Владимир Маяковский - Послушайте! (сборник)
России
Вот иду я,
заморский страус,
в перьях строф, размеров и рифм.
Спрятать голову, глупый, стараюсь,
в оперенье звенящее врыв.
Я не твой, снеговая уродина.
Глубже
в перья, душа, уложись!
И иная окажется родина,
вижу —
выжжена южная жизнь.
Остров зноя.
В пальмы овазился.
«Эй,
дорогу!»
Выдумку мнут.
И опять
до другого оазиса
вью следы песками минут.
Иные жмутся —
уйти б,
не кусается ль? —
Иные изогнуты в низкую лесть.
«Мама,
а мама,
несет он яйца?» —
«Не знаю, душечка.
Должен бы несть».
Ржут этажия.
Улицы пялятся.
Обдают водой холода.
Весь истыканный в дымы и в пальцы,
переваливаю года.
Что ж, бери меня хваткой мёрзкой!
Бритвой ветра перья обрей.
Пусть исчезну,
чужой и заморский,
под неистовства всех декабрей.
Лиличка!
(Вместо письма)
Дым табачный воздух выел.
Комната —
глава в крученыховском аде[4].
Вспомни —
за этим окном
впервые
руки твои, исступленный, гладил.
Сегодня сидишь вот,
сердце в железе.
День еще —
выгонишь,
может быть, изругав.
В мутной передней долго не влезет
сломанная дрожью рука в рукав.
Выбегу,
тело в улицу брошу я.
Дикий,
обезумлюсь,
отчаяньем иссечась.
Не надо этого,
дорогая,
хорошая,
дай простимся сейчас.
Все равно
любовь моя —
тяжкая гиря ведь —
висит на тебе,
куда ни бежала б.
Дай в последнем крике выреветь
горечь обиженных жалоб.
Если быка трудом умо́рят —
он уйдет,
разляжется в холодных водах.
Кроме любви твоей,
мне
нету моря,
а у любви твоей и плачем не вымолишь отдых.
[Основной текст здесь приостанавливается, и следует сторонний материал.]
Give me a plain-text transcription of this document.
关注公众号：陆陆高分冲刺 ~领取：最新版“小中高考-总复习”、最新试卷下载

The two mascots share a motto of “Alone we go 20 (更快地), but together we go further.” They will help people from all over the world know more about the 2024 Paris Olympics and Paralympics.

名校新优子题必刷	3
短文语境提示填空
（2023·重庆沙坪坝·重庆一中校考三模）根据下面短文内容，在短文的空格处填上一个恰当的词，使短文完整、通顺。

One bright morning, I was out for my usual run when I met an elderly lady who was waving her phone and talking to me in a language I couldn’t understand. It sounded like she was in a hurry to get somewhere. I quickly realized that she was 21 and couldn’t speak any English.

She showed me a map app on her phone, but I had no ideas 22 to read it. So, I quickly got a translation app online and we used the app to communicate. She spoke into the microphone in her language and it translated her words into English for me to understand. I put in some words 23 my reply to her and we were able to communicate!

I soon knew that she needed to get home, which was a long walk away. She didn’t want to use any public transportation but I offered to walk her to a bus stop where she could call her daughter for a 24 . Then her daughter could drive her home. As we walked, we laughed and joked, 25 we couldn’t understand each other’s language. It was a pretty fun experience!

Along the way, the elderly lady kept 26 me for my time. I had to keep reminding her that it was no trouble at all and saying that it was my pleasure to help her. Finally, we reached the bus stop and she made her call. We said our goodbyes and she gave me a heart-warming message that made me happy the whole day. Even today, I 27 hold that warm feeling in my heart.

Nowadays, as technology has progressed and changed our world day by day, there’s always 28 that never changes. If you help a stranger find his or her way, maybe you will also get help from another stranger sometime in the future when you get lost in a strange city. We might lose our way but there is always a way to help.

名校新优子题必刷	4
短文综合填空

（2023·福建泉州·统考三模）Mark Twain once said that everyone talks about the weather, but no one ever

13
Захочет покоя уставший слон —
царственный ляжет в опожаренном песке.
Кроме любви твоей,
мне
нету солнца,
а я и не знаю, где ты и с кем.
Если б так поэта измучила,
он
любимую на деньги б и славу выменял,
а мне
ни один не радостен звон,
кроме звона твоего любимого имени.
И в пролет не брошусь,
и не выпью яда,
и курок не смогу над виском нажать.
Надо мною,
кроме твоего взгляда,
не властно лезвие ни одного ножа.
Завтра забудешь,
что тебя короновал,
что душу цветущую любовью выжег,
и суетных дней взметенный карнавал
растреплет страницы моих книжек…
Слов моих сухие листья ли
заставят остановиться,
жадно дыша?
Дай хоть
последней нежностью выстелить
твой уходящий шаг.
Хорошее отношение к лошадям
Били копыта.
Пели будто:
– Гриб.
Грабь.
Гроб.
Груб. —
Ветром опита,
льдом обута,
улица скользила.
Лошадь на круп
грохнулась,
и сразу
за зевакой зевака,
штаны пришедшие Кузнецким клёшить,
сгрудились,
смех зазвенел и зазвякал:
– Лошадь упала! —
– Упала лошадь! —
Смеялся Кузнецкий.
Лишь один я
голос свой не вмешивал в вой ему.
Подошел
и вижу
глаза лошадиные…
Улица опрокинулась,
течет по-своему…
Подошел и вижу —
за каплищей каплища
по морде катится,
прячется в ше́рсти…
И какая-то общая
звериная тоска
плеща вылилась из меня
и расплылась в шелесте.
«Лошадь, не надо.
Лошадь, слушайте —
чего вы думаете, что вы их плоше?
Деточка,
все мы немножко лошади,
каждый из нас по-своему лошадь».
Может быть
– старая —
и не нуждалась в няньке,
может быть,
и мысль ей моя казалась пошла,
только
лошадь
рванулась,
встала на́ ноги,
ржанула
и пошла.
Хвостом помахивала.
Рыжий ребенок.
Пришла веселая,
стала в стойло.
И все ей казалось —
она жеребенок,
и стоило жить,
и работать стоило.
Необычайное приключение, бывшее с Владимиром Маяковским летом на даче
(Пушкино, Акулова гора, дача Румянцева, 27 верст по Ярославской жел. дор.)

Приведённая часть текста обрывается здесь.